Global studies led by two Hong Kong universities have revealed that the drug Telbivudine can prevent more deaths from chronic hepatitis B than existing medication. Telbivudine, according to the medical breakthrough, can suppress the virus faster and more effectively.
The new drug is a ground-breaking treatment for chronic hepatitis B, which kills one million people worldwide and infects more than half a million people in Hong Kong or 8.8 percent of the population. Of these, up to 25 percent or 149,000 die from liver cancer or cirrhosis, a scarring of the liver.
The University of Hong Kong conducted the largest-ever hepatitis B trial of 1,367 patients from 20 countries. They included 100 Hong Kong patients.
It found that for patients who had just been infected, Telbivudine reduced the virus eight times more after one year than Lamivudine which is also an antiviral medication.
The virus dropped 10 times faster among the Telbivudine patients, indicating less chance of resistance.
Lai Ching-lung of HKU said, “When treating chronic Hepatitis B, the most important factors are to suppress and reduce the viral replication, and to maintain the virus in the lowest level of persistency.”
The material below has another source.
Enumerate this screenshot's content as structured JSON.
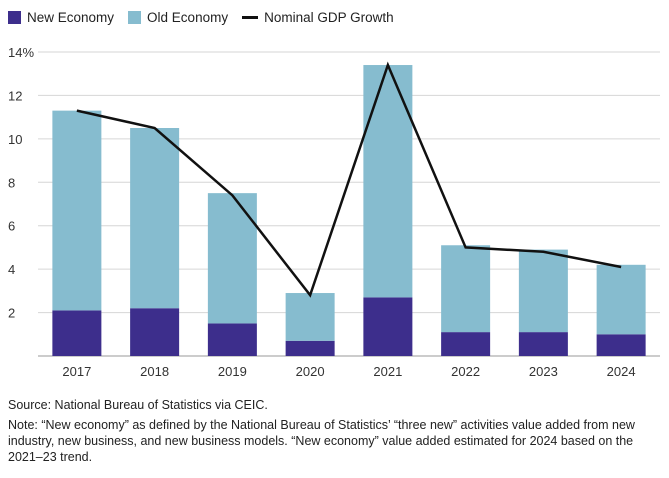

He also said the new drug would hopefully help decrease the number of people who die from hepatitis B.
A coinciding test of 135 patients – half of them from Hong Kong and the rest from overseas – by the Chinese University of Hong Kong showed Telbivudine led to 25 times more reduction of the virus than that of Adefovir at 24 weeks.
Two times more patients taking Telbivudine would achieve a non- detectable level of the virus than Adefovir patients at 24 weeks and at a greater and faster rate.
The drug, produced by Swiss company Novartis and America’s Idenix Pharmaceuticals, was registered in Hong Kong last year.
Lai said the history of hepatitis B dates back a long time for Africans and Chinese and that it had been transferred from generation to generation. Ninety percent of sufferers contract the virus, which is transmitted by blood or body fluids, at birth or in their first year.
Worldwide, most infections occur from infected mother to child, or child to child contact in household settings, and from reuse of unsterilized needles and syringes.